Événement heureux pour Richelieu, s'il avait pu en profiter, comme eût fait Henri IV. Mais il n'était pas roi, il n'était même pas encore le Richelieu qu'il fut plus tard. Le pape et les Bérulle l'obligèrent de faire aux Stuarts des conditions terribles de mariage qui ébranlaient leur dynastie, rendaient l'alliance française odieuse, partant stérile. Un évêque, qui revenait d'Angleterre, avait donné à nos dévots des espérances exagérées. Jacques l'avait laissé officier en plein Londres, confirmer en un jour dix-huit mille catholiques devant la foule curieuse, irritée, mais muette.

Les nôtres, qui ne connaissaient pas la profondeur de haine que l'Angleterre garde au papisme, crurent, d'après cela, qu'on pouvait tout oser. On exigea «que les enfants, même catholiques, succéderaient, et que la mère les élèverait jusqu'à treize ans.» On exigea «que la jeune reine amenât un évêque, que cet évêque et son clergé parussent dans les rues sous leur costume.» Même, pour triompher des résistances trop raisonnables du prince de Galles, on fit cette chose inconvenante de lui faire demander par Henriette «de dispenser les catholiques du serment,» serment modéré, politique, dont Jacques avait déjà écarté tout ce qui pouvait alarmer les consciences. Henriette arrivait là de façon bien sinistre! Avant de s'embarquer, elle exigeait que Charles préparât son procès, jetât la première pierre de son échafaud de Whitehall!

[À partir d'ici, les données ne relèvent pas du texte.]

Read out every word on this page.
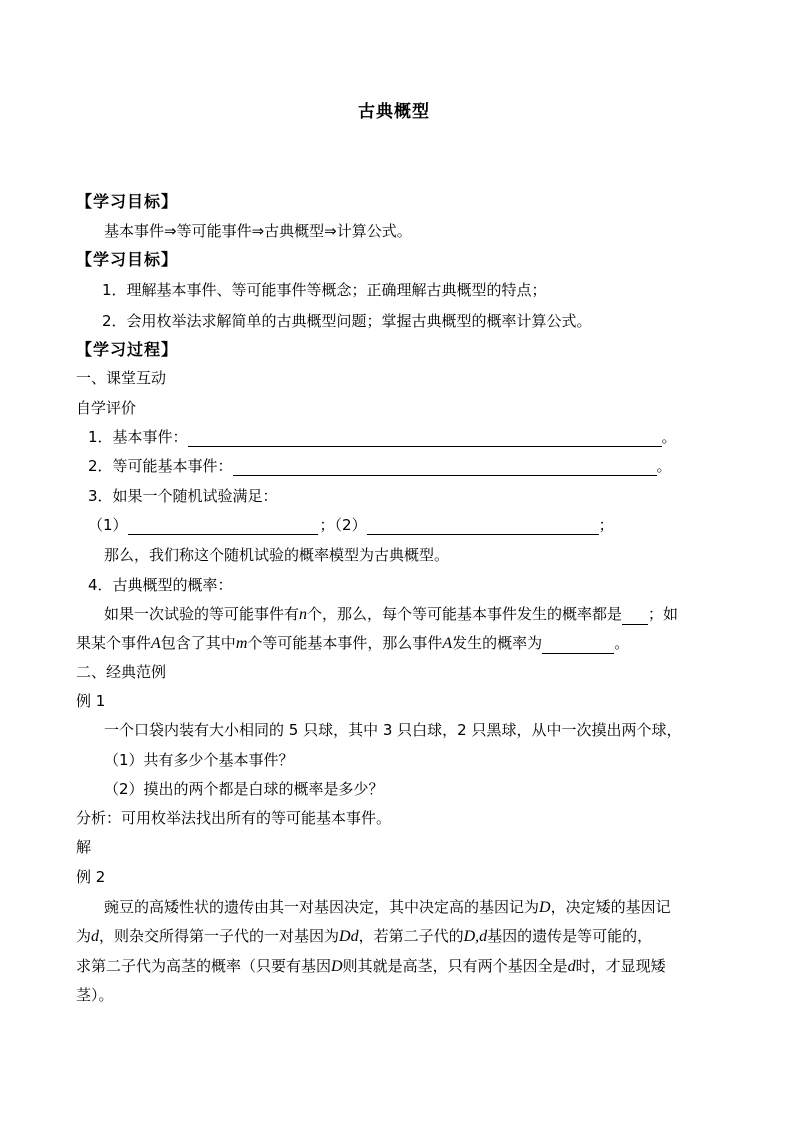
古典概型
【学习目标】
基本事件⇒等可能事件⇒古典概型⇒计算公式。
【学习目标】
1．理解基本事件、等可能事件等概念；正确理解古典概型的特点；
2．会用枚举法求解简单的古典概型问题；掌握古典概型的概率计算公式。
【学习过程】
一、课堂互动
自学评价
1．基本事件：	。
2．等可能基本事件：	。
3．如果一个随机试验满足：
（1）	；（2）	；
那么，我们称这个随机试验的概率模型为古典概型。
4．古典概型的概率：
如果一次试验的等可能事件有n个，那么，每个等可能基本事件发生的概率都是 ；如
果某个事件A包含了其中m个等可能基本事件，那么事件A发生的概率为	。
二、经典范例
例 1
一个口袋内装有大小相同的 5 只球，其中 3 只白球，2 只黑球，从中一次摸出两个球，
（1）共有多少个基本事件？
（2）摸出的两个都是白球的概率是多少？
分析：可用枚举法找出所有的等可能基本事件。
解
例 2
豌豆的高矮性状的遗传由其一对基因决定，其中决定高的基因记为D，决定矮的基因记
为d，则杂交所得第一子代的一对基因为Dd，若第二子代的D,d基因的遗传是等可能的，
求第二子代为高茎的概率（只要有基因D则其就是高茎，只有两个基因全是d时，才显现矮
茎）。
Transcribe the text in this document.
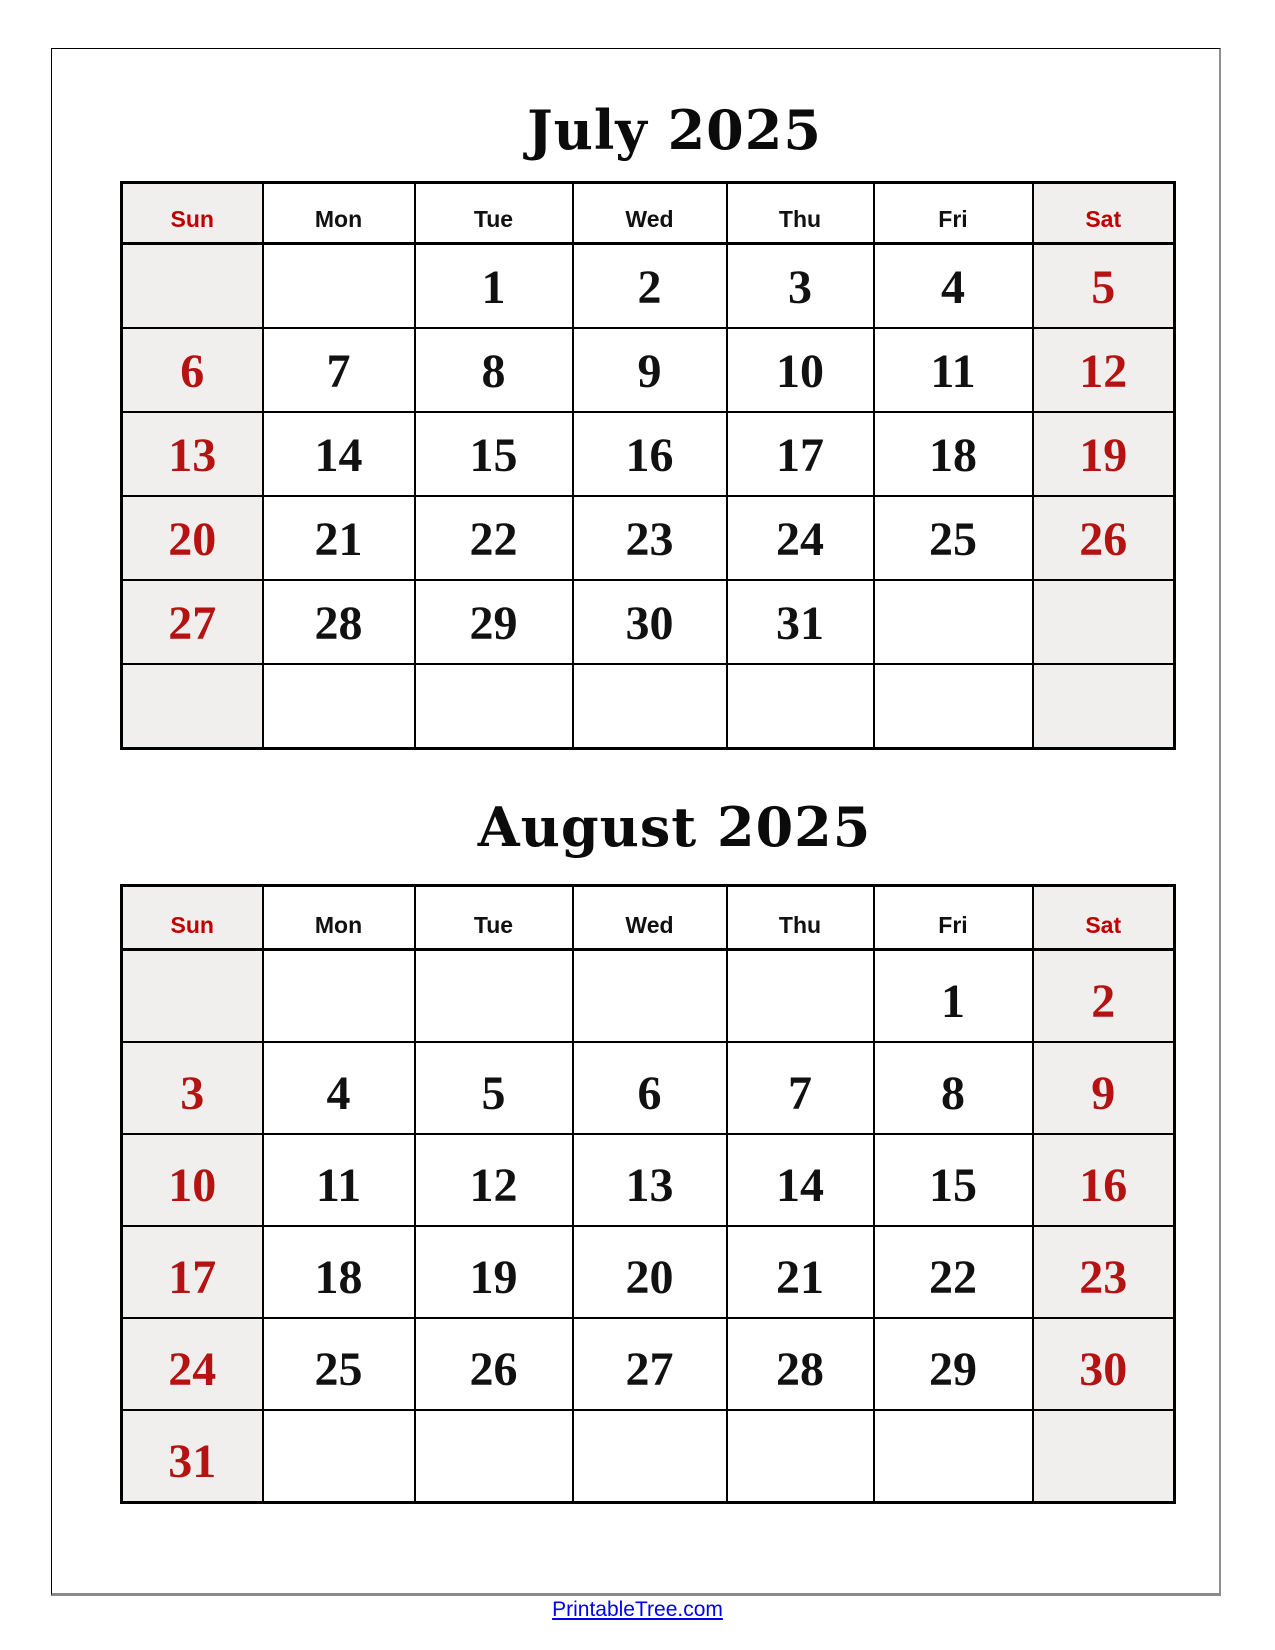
July 2025
Sun	Mon	Tue	Wed	Thu	Fri	Sat
		1	2	3	4	5
6	7	8	9	10	11	12
13	14	15	16	17	18	19
20	21	22	23	24	25	26
27	28	29	30	31		

August 2025
Sun	Mon	Tue	Wed	Thu	Fri	Sat
					1	2
3	4	5	6	7	8	9
10	11	12	13	14	15	16
17	18	19	20	21	22	23
24	25	26	27	28	29	30
31						
PrintableTree.com
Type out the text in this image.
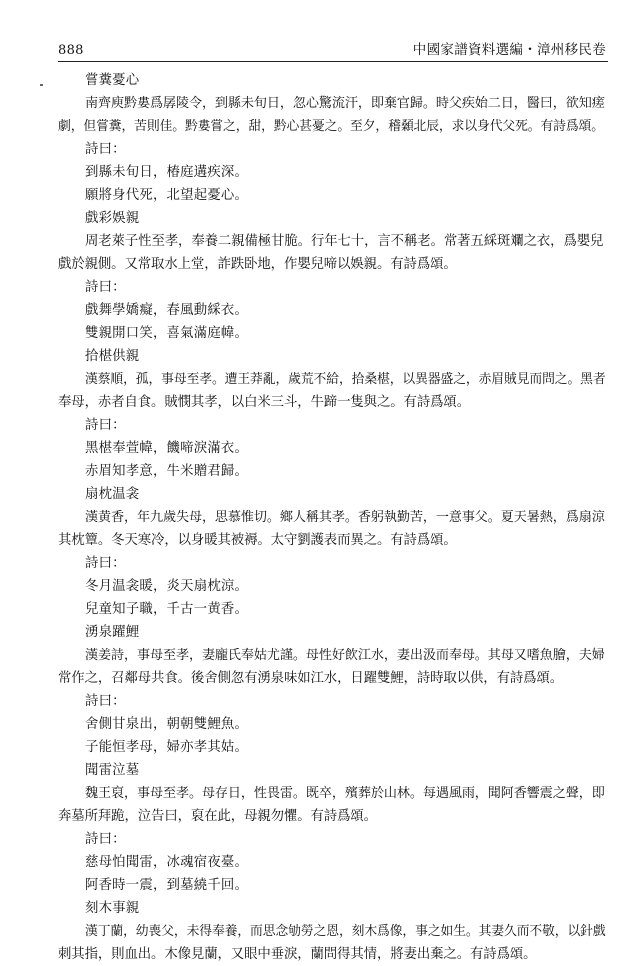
888	中國家譜資料選編・漳州移民卷
嘗糞憂心
南齊庾黔婁爲孱陵令，到縣未旬日，忽心驚流汗，即棄官歸。時父疾始二日，醫曰，欲知瘥
劇，但嘗糞，苦則佳。黔婁嘗之，甜，黔心甚憂之。至夕，稽顙北辰，求以身代父死。有詩爲頌。
詩曰：
到縣未旬日，椿庭遘疾深。
願將身代死，北望起憂心。
戲彩娛親
周老萊子性至孝，奉養二親備極甘脆。行年七十，言不稱老。常著五綵斑斕之衣，爲嬰兒
戲於親側。又常取水上堂，詐跌卧地，作嬰兒啼以娛親。有詩爲頌。
詩曰：
戲舞學嬌癡，春風動綵衣。
雙親開口笑，喜氣滿庭幃。
拾椹供親
漢蔡順，孤，事母至孝。遭王莽亂，歲荒不給，拾桑椹，以異器盛之，赤眉賊見而問之。黑者
奉母，赤者自食。賊憫其孝，以白米三斗，牛蹄一隻與之。有詩爲頌。
詩曰：
黑椹奉萱幃，饑啼淚滿衣。
赤眉知孝意，牛米贈君歸。
扇枕温衾
漢黄香，年九歲失母，思慕惟切。鄉人稱其孝。香躬執勤苦，一意事父。夏天暑熱，爲扇涼
其枕簟。冬天寒冷，以身暖其被褥。太守劉護表而異之。有詩爲頌。
詩曰：
冬月温衾暖，炎天扇枕涼。
兒童知子職，千古一黄香。
湧泉躍鯉
漢姜詩，事母至孝，妻龐氏奉姑尤謹。母性好飲江水，妻出汲而奉母。其母又嗜魚膾，夫婦
常作之，召鄰母共食。後舍側忽有湧泉味如江水，日躍雙鯉，詩時取以供，有詩爲頌。
詩曰：
舍側甘泉出，朝朝雙鯉魚。
子能恒孝母，婦亦孝其姑。
聞雷泣墓
魏王裒，事母至孝。母存日，性畏雷。既卒，殯葬於山林。每遇風雨，聞阿香響震之聲，即
奔墓所拜跪，泣告曰，裒在此，母親勿懼。有詩爲頌。
詩曰：
慈母怕聞雷，冰魂宿夜臺。
阿香時一震，到墓繞千回。
刻木事親
漢丁蘭，幼喪父，未得奉養，而思念劬勞之恩，刻木爲像，事之如生。其妻久而不敬，以針戲
刺其指，則血出。木像見蘭，又眼中垂淚，蘭問得其情，將妻出棄之。有詩爲頌。
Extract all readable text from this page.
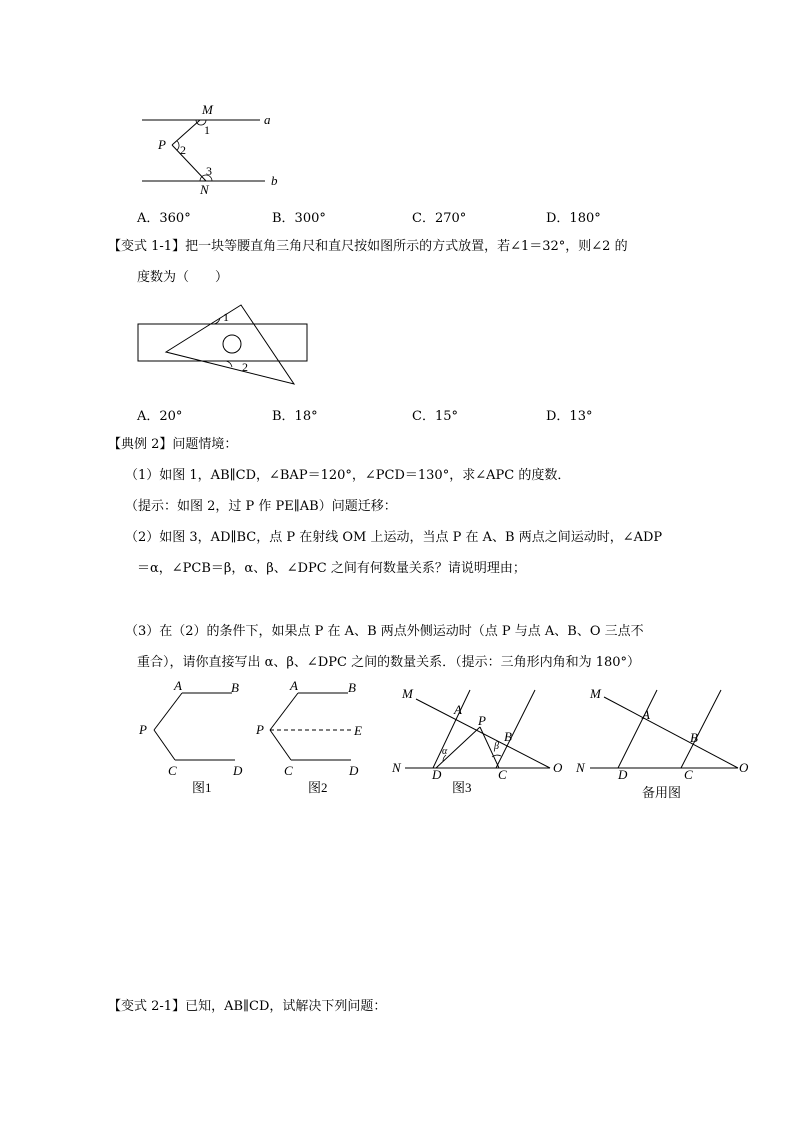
M
a
1
P 2
3
N
b
A．360°	B．300°	C．270°	D．180°
【变式 1-1】把一块等腰直角三角尺和直尺按如图所示的方式放置，若∠1＝32°，则∠2 的
度数为（　　）
1
2
A．20°	B．18°	C．15°	D．13°
【典例 2】问题情境：
（1）如图 1，AB∥CD，∠BAP＝120°，∠PCD＝130°，求∠APC 的度数．
（提示：如图 2，过 P 作 PE∥AB）问题迁移：
（2）如图 3，AD∥BC，点 P 在射线 OM 上运动，当点 P 在 A、B 两点之间运动时，∠ADP
＝α，∠PCB＝β，α、β、∠DPC 之间有何数量关系？请说明理由；
（3）在（2）的条件下，如果点 P 在 A、B 两点外侧运动时（点 P 与点 A、B、O 三点不
重合），请你直接写出 α、β、∠DPC 之间的数量关系．（提示：三角形内角和为 180°）
A	B
P
C	D
图1
A	B
P	E
C	D
图2
M
A
P
B
α	β
N D	C	O
图3
M
A
B
N	D	C	O
备用图
【变式 2-1】已知，AB∥CD，试解决下列问题：
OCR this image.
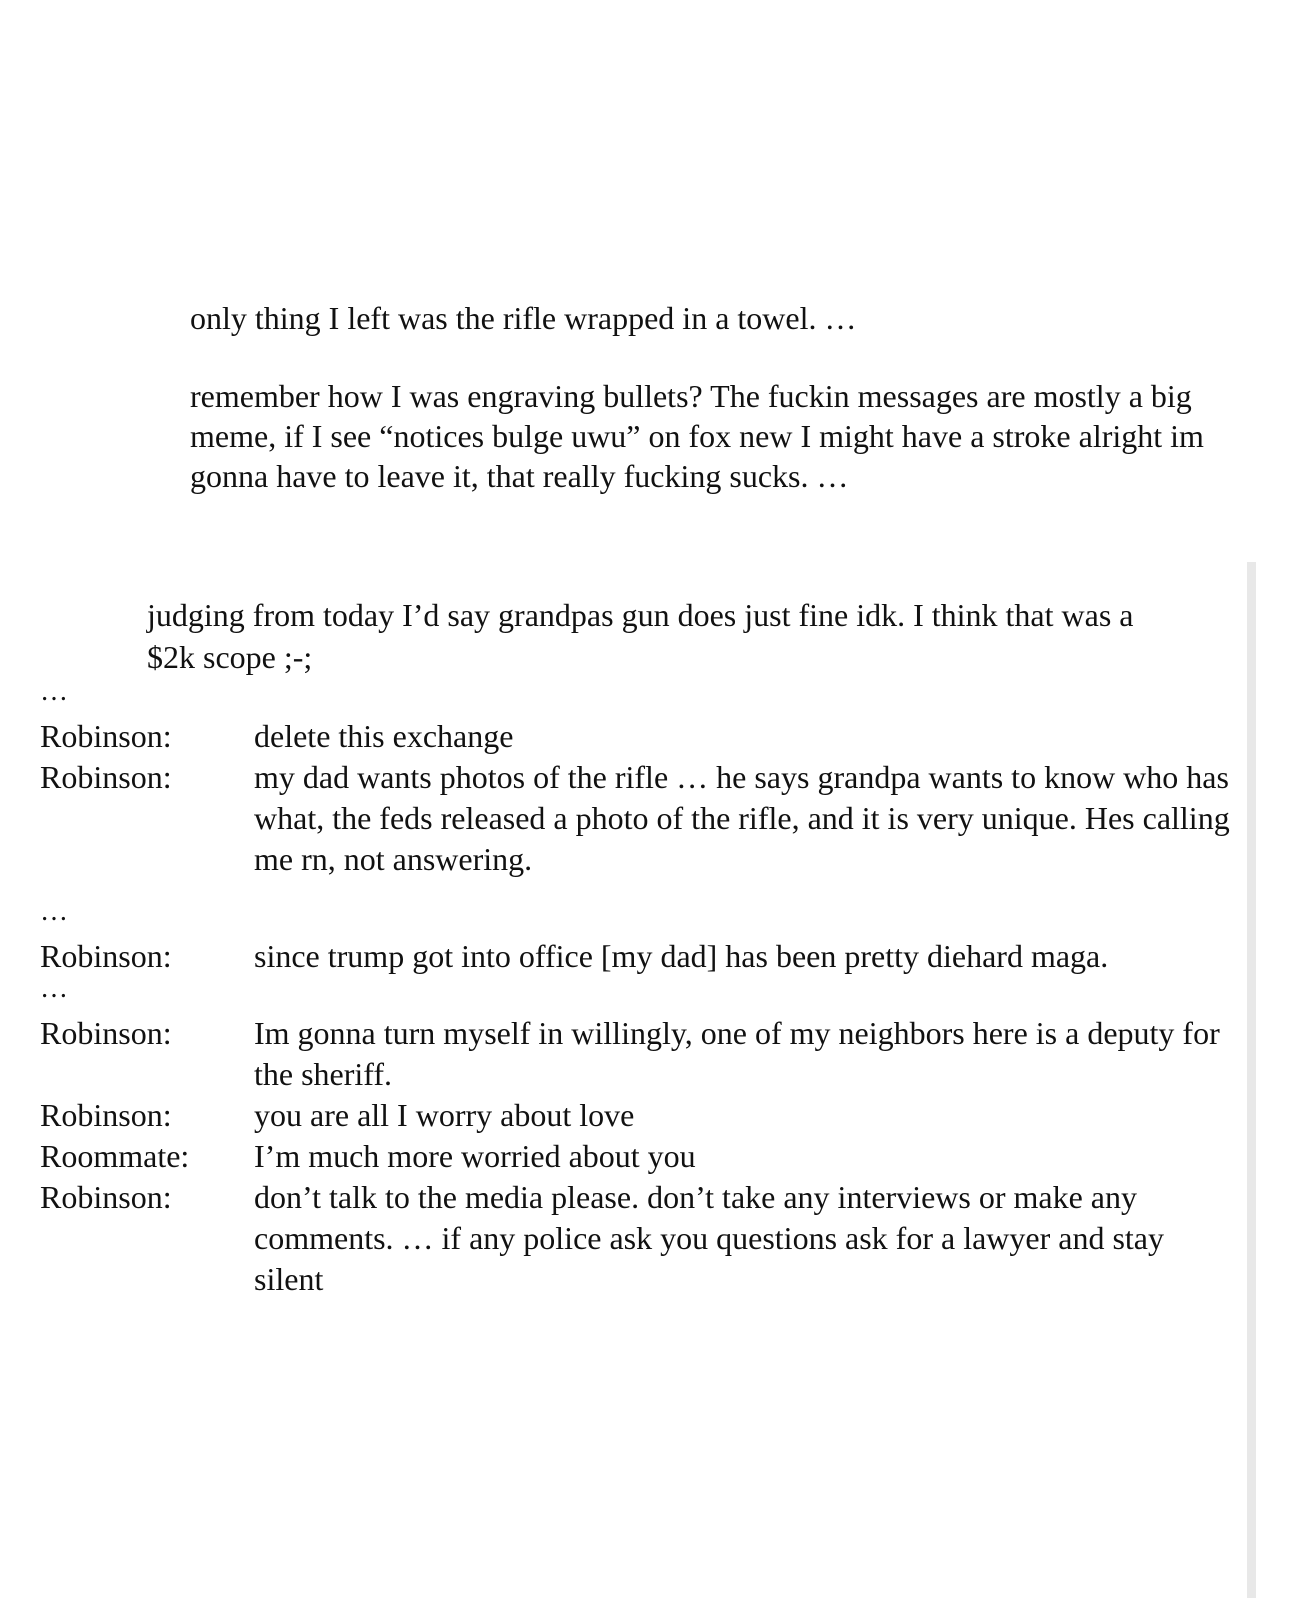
only thing I left was the rifle wrapped in a towel. …

remember how I was engraving bullets? The fuckin messages are mostly a big meme, if I see “notices bulge uwu” on fox new I might have a stroke alright im gonna have to leave it, that really fucking sucks. …

judging from today I’d say grandpas gun does just fine idk. I think that was a $2k scope ;-;

…
Robinson:	delete this exchange
Robinson:	my dad wants photos of the rifle … he says grandpa wants to know who has what, the feds released a photo of the rifle, and it is very unique. Hes calling me rn, not answering.
…
Robinson:	since trump got into office [my dad] has been pretty diehard maga.
…
Robinson:	Im gonna turn myself in willingly, one of my neighbors here is a deputy for the sheriff.
Robinson:	you are all I worry about love
Roommate:	I’m much more worried about you
Robinson:	don’t talk to the media please. don’t take any interviews or make any comments. … if any police ask you questions ask for a lawyer and stay silent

Comment voulait-on que Jacques et Charles fissent digérer cela au Parlement? Il eût fallu du moins que Richelieu pût leur accorder un signe qui honorât le mariage devant l'Angleterre et fît espérer un secours puissant pour le gendre de Jacques et les protestants d'Allemagne. Il ne le pouvait pas. Nos dévots ne l'eussent pas permis. Il se serait perdu près du clergé de France, qu'il opposait au pape. Il n'eût pu continuer ses négociations pour séparer la Bavière de l'Autriche. N'osant donner des hommes, il donna de l'argent. Il promit pour six mois un subside au partisan Mansfeld, que Jacques envoyait en Allemagne, et encore à condition que Mansfeld ne passerait pas par la France. Enfin, il subventionna le roi de Danemark, que les protestants d'Allemagne se donnèrent pour chef (mars 1625).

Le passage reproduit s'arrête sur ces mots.